Sowore: HURIWA accuses F.G; federal high court of abuse of powers:





The decision of the Federal government to successfully obtain an exparte order from a Federal High Court anchored on the anti-terrorism Act against the leader of the Revolution Now protest movement Omoyele Sowere has been described as the height of executive recklessness and abuse of power.
Making the declaration against the backdrop of the order by Justice Taiwo Taiwo of the Federal High court based on the application against Mr. Sowere by the Department of State Services (DSS) under the provision of section 27(1) of the Terrorism (prevention) amendment Act, the Rights group – HUMAN RIGHTS WRITERS ASSOCIATION OF NIGERIA (HURIWA) said the action of the federal government to even institute the charge against Mr. Sowere only for planning to call for a nationwide civil protests devoid of violence whereas the same government is actively dialoguing with armed bandits in Zamfara and has on many occasions freed arrested hardened terrorists of the Boko haram terror networks and armed flank herdsmen under the deceptive guise of being deradicalised, amounted to a flagrant breach of the constitutional oath of office sworn to by president Buhari and is a violation of section 15(5) of the constitution which obliges government to eschew abuse of power.

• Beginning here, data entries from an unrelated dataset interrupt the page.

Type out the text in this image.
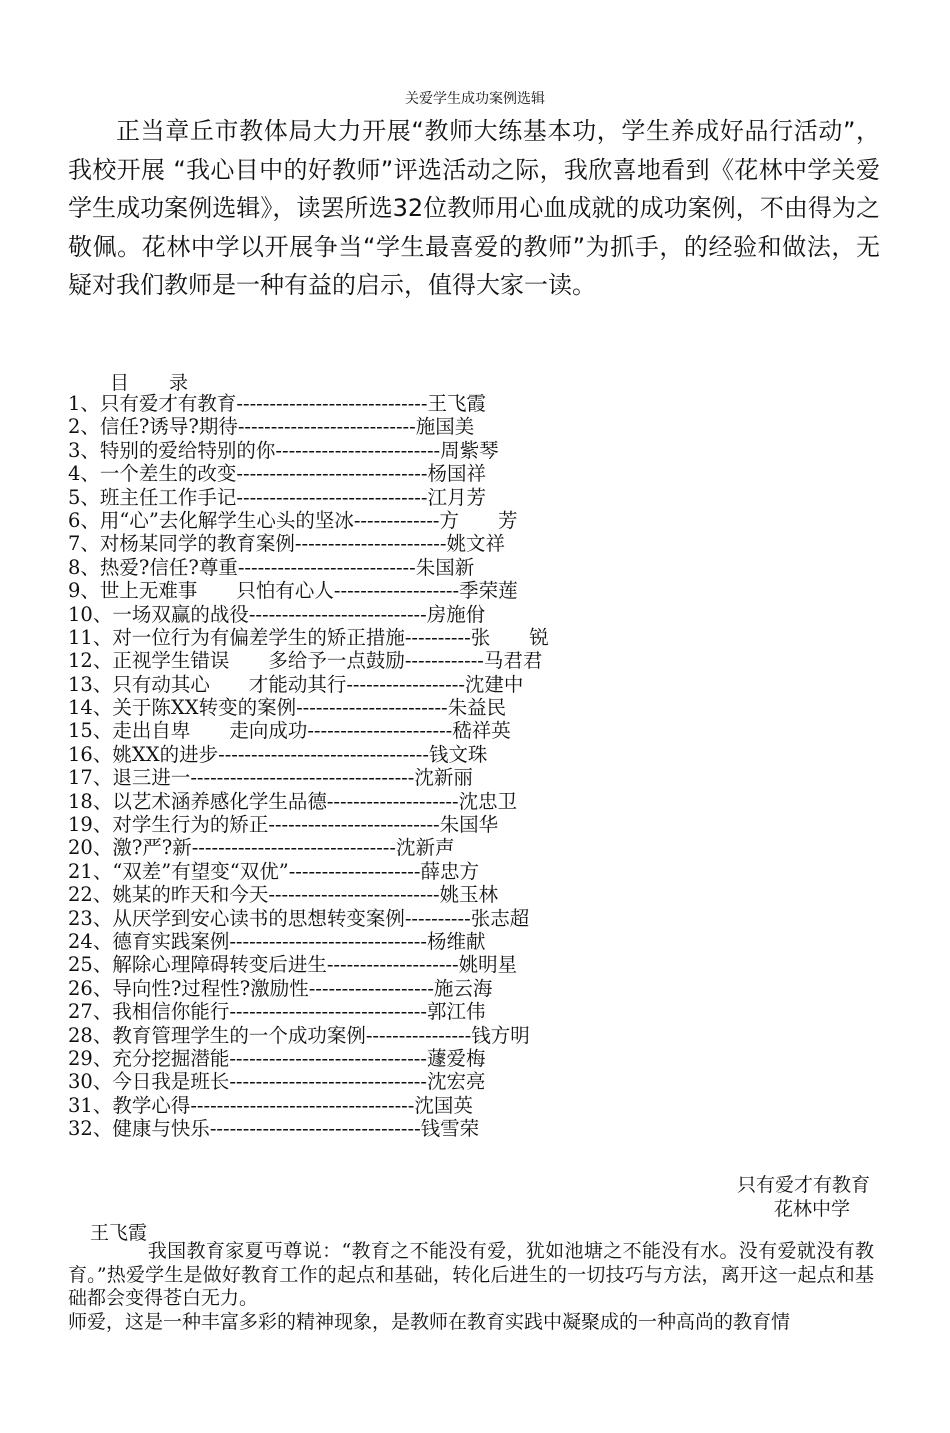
关爱学生成功案例选辑

正当章丘市教体局大力开展“教师大练基本功，学生养成好品行活动”，我校开展 “我心目中的好教师”评选活动之际，我欣喜地看到《花林中学关爱学生成功案例选辑》，读罢所选32位教师用心血成就的成功案例，不由得为之敬佩。花林中学以开展争当“学生最喜爱的教师”为抓手，的经验和做法，无疑对我们教师是一种有益的启示，值得大家一读。

目录
1、只有爱才有教育-----------------------------王飞霞
2、信任?诱导?期待---------------------------施国美
3、特别的爱给特别的你-------------------------周紫琴
4、一个差生的改变-----------------------------杨国祥
5、班主任工作手记-----------------------------江月芳
6、用“心”去化解学生心头的坚冰-------------方　　芳
7、对杨某同学的教育案例-----------------------姚文祥
8、热爱?信任?尊重---------------------------朱国新
9、世上无难事　　只怕有心人-------------------季荣莲
10、一场双赢的战役---------------------------房施佾
11、对一位行为有偏差学生的矫正措施----------张　　锐
12、正视学生错误　　多给予一点鼓励------------马君君
13、只有动其心　　才能动其行------------------沈建中
14、关于陈XX转变的案例-----------------------朱益民
15、走出自卑　　走向成功----------------------嵇祥英
16、姚XX的进步--------------------------------钱文珠
17、退三进一----------------------------------沈新丽
18、以艺术涵养感化学生品德--------------------沈忠卫
19、对学生行为的矫正--------------------------朱国华
20、激?严?新-------------------------------沈新声
21、“双差”有望变“双优”--------------------薛忠方
22、姚某的昨天和今天--------------------------姚玉林
23、从厌学到安心读书的思想转变案例----------张志超
24、德育实践案例------------------------------杨维献
25、解除心理障碍转变后进生--------------------姚明星
26、导向性?过程性?激励性-------------------施云海
27、我相信你能行------------------------------郭江伟
28、教育管理学生的一个成功案例----------------钱方明
29、充分挖掘潜能------------------------------蘧爱梅
30、今日我是班长------------------------------沈宏亮
31、教学心得----------------------------------沈国英
32、健康与快乐--------------------------------钱雪荣
只有爱才有教育
花林中学
王飞霞

我国教育家夏丏尊说：“教育之不能没有爱，犹如池塘之不能没有水。没有爱就没有教育。”热爱学生是做好教育工作的起点和基础，转化后进生的一切技巧与方法，离开这一起点和基础都会变得苍白无力。

师爱，这是一种丰富多彩的精神现象，是教师在教育实践中凝聚成的一种高尚的教育情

HURIWA also stated that since the presiding judge has the discretionary powers of bail, he ought to have exercised that in favour of Mr. Sowere who is totally non-violent since even section 36(5) of the constitution which is higher in status to the anti-terrorism Act stated unambiguously that: “Every person who is charged with a criminal offence shall be presumed to be innocent until he is proven guilty”.

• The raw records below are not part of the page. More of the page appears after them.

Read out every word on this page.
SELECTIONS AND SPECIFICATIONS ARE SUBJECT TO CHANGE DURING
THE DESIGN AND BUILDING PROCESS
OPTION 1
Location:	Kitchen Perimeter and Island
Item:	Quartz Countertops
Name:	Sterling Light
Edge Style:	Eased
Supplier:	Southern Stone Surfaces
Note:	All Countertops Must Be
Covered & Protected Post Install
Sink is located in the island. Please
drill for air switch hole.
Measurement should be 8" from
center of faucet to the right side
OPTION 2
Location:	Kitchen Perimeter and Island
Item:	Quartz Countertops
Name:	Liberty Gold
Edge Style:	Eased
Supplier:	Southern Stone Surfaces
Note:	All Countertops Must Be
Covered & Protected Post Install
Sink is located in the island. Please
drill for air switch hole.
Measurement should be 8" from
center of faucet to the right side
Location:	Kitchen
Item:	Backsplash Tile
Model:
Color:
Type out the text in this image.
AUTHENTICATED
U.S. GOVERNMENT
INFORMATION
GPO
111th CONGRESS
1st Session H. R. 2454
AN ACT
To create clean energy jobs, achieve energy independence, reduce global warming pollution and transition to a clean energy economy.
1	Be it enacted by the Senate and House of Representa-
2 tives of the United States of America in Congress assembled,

HURIWA said the Judge cannot therefore be heard saying that he can’t exercise his discretionary powers to grant bail to Omoyele SOWORE who as far available information is concerned is a nonviolent agitator for good governance. Judges are granted judicial discretion to grant or refuse bail. This means that the issue of bail is at the discretion of the Judge. This is by virtue of section 118, 119; 120; 123 and 125 of the criminal code Act of 1016, cap 38 (1988); 2NWLR (Part 78) 602 @610 and section 120 of Criminal PROCEDURE Act.
HURIWA expressed disappointing shock at the granting of the prolonged detention of SOWORE thus: “Are we no longer living under a constitutional democracy? Why keep a citizen for more than a month when the constitution recognizes that he is innocent until proven guilty? We are shocked at the rate of institutionalization of injustice and unfairness by president Buhari who on one hand has authorized dialogues with armed bandits and terrorists who have killed over 27,000 Nigerians whereas he has instructed the Department of State Services (DSS) working under him to file charges of terrorism against a blogger and an activist Mr. Omoyele Sowore who is alleged to have expressed the determination of his platform named “Revolution Now” to stage a nation-wide civil protests to agitate for fundamental changes in the state of insecurity in Nigeria”.
“Is the judge now over-ruling the plethora of supreme court decisions which are to the considered effect that the granting of bail is within the discretion of the presiding judge?” By the way, why should the court or any government agency such as DSS hide under some nebulous provisions of a statute to subject a citizen to the denial of his fundamental freedoms of movement and liberty even when the constitution says he is innocent until the court determines otherwise?”
“Why arrest a citizen if you as an agency of government has yet to wrap up your investigations? Who pays for the denial of his freedoms if the investigation turns up constructively positive in the favour of the man whose civil liberty is being caged courtesy of a misapplication of the law?”
“The decision of this Federal High court will surely undermine civil liberty and the constitutional freedoms because for the government to simply pick up someone it considers as a dissident and without enough evidence to now walk leisurely into the Federal High Court after days of illegally detaining the citizen and successfully get the nod of the court to continue to embark on a voyage of discovery and search for any sort of evidence whereas the freedoms of the detainee is being infringed upon is a set back to the years of civil rule that we have witnessed.”
“If the court is no longer the hope of the common man since the oppressive government can simply and arbitrarily arrest its opponents and bring up any sort of charges and still succeed in getting the court to permit the prolonged detention of a citizen, so the government can go about seeking to procure evidence no matter how contrived then we are doomed as a nation. The judiciary must not be part of the reactionary elements that seek to destroy constitutional democracy”.